Since Oxford is almost entirely flat (the few exceptions being St. Aldate's hill and Headington Hill) many students cycle. The prevalence of the Green Party has led to copious bike racks and cycle lanes so in general it's a safe place to cycle - although High Street is not for the faint hearted!!
Several of the large bike stores on the Cowley Road hold sales with "Freshers' Deals" at the start of each academic year one of which is hosted by the Oxford Union. In reality most freshers live close enough to the centre of town to never need a bike (unless they row) so these deals are more likely capitalised on by the 2nd and 3rd years. If you have an old embarrassingly-garish bike, it's probably a much better idea to bring that, as it's less likely to get nicked. A big D-lock is a good investment!
For girls in heels or students too drunk to cycle Oxford does have an incredibly comprehensive bus service, although it's also very expensive.
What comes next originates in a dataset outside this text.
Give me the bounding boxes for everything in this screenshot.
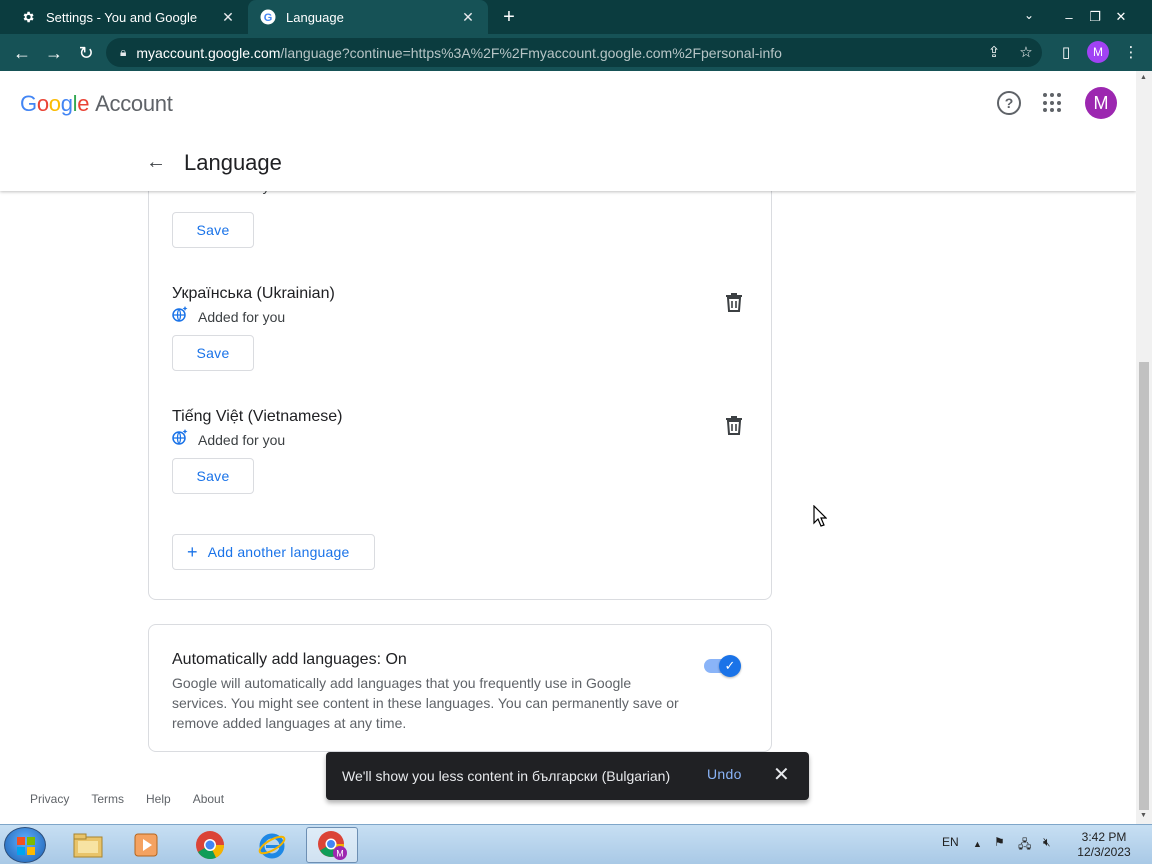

The general services around Oxfordshire (such as the bus to Wallingford and Nuneham Courtenay) are actually quite economic (around £2.40 for a return to Nuneham Courtenay - 6 miles from the centre). Comparatively a return from St. Hugh's (around 1 mile from the centre) is £2 and to the Bingo Hall in Cowley (1.5 miles) is a similar price. Buses run to Abingdon, Blackbird Leys (read: the other side of Cowley), Jericho and beyond!
Very few students bring cars to Oxford with them, as the requirement that we live within 6 miles of Carfax makes everything within bikeable distance, and few colleges provide parking. Students living out may be lucky enough to have one space per house but further than that is unlikely. Driving within Oxford presents its own difficulties, with a confusing one-way system and mediaeval town planning that irritatingly didn't take cars into account.
Links with London
The Oxford Tube to London runs several times an hour, as does the Oxford Express. Journey times vary upon the traffic (and hence time of day) but while Oxford - London Victoria can be managed in an hour, it's safest to assume the journey takes 1.5-2 hours if you need to be there on time. Look out for discounted ticket vouchers at Freshers Fair.
Trains leave from Oxford station to arrive in Paddington, a journey that takes 1 hour (weekend stopping trains can take substantially longer). The station is around a 10 minute walk from the centre.